Chris Anderson says it is happening in other industries, too, such as low-cost airlines. They may offer a free flight, but you pay for your baggage to be taken on board.
He believes there are numerous opportunities here for the airlines.
"If we can get your attention with the word free, if we can get you in the door with the word free, what else could we do?" he says.
"What could we do with the traffic? With the credibility that we've achieved by offering this extraordinary thing like a free flight?"
"Maybe cargo pays the way and the passengers ride for free? Or we're actually a tourism arm of these destinations who are paying us to bring (people) to them."
"It's all still cross-subsidy," says Mr Anderson, "but now it's somebody else who's paying."
Free is the future
So who are the people who are really getting to grips with this?

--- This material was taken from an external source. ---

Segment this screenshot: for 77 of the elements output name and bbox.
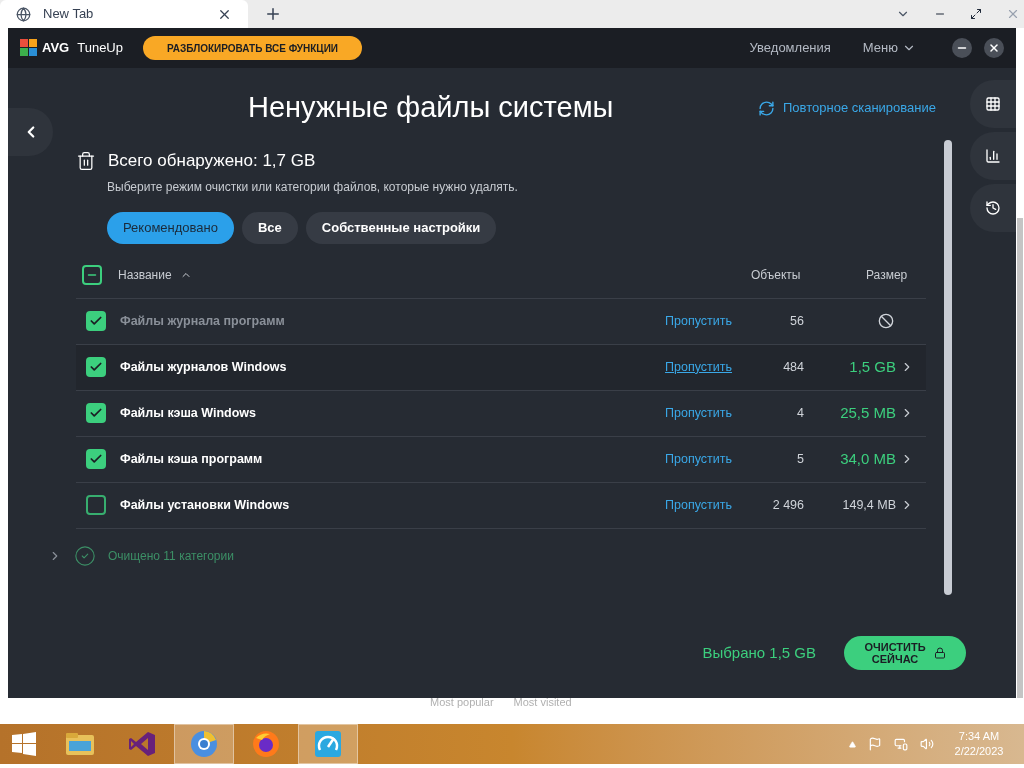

"They're kids. It's really a matter of experience. If you've grown up online, if you're of the Google generation, you intuitively understand that everything online is ultimately going to be free," says Mr Anderson.
"And you also intuitively understand that things offline are not going to be free, by and large."
Another aspect of the "free" model is the concept of "freemium".
Chris Anderson refers to the spray of perfume given away free in the department store to encourage customers to buy a whole bottle.
One per cent of the product is given away free in order to sell 99%. In the digital world, however, the opposite applies, "you give away 99% to sell 1%," he says.
An example is the online photo storage service, Flickr.
"Flickr Basic is free. Flickr Pro is for premium subscribers who have certain needs. They want more storage or they want special features. It only takes a few per cent of people to subscribe to Flickr Pro at a cost to subsidise everybody else who gets Flickr Basic".
The industry which he says will be most transformed by the freemium model is computer games.
This, he says, is because computer games are moving from the packaged software to the free model, as computer games move online.
The majority of players will play free and the games companies will make their money in different ways. A player may buy a new character, or clothing or gold or weapons or even time-savers within the game.
"The majority of the game players play for free," he says. "Some fraction of them, the really committed engaged ones, end up paying and they don't feel ripped off by it, because they're so bought into the game that they welcome the opportunity to play more efficiently or get certain advantages."
This model, says Chris Anderson, works for the customers and for the company which still makes money.
"The people you're charging are happy about it and the people you're not charging are the majority. So everybody's happy and the company makes money because the marginal cost of supplying that game to the free users is close to zero."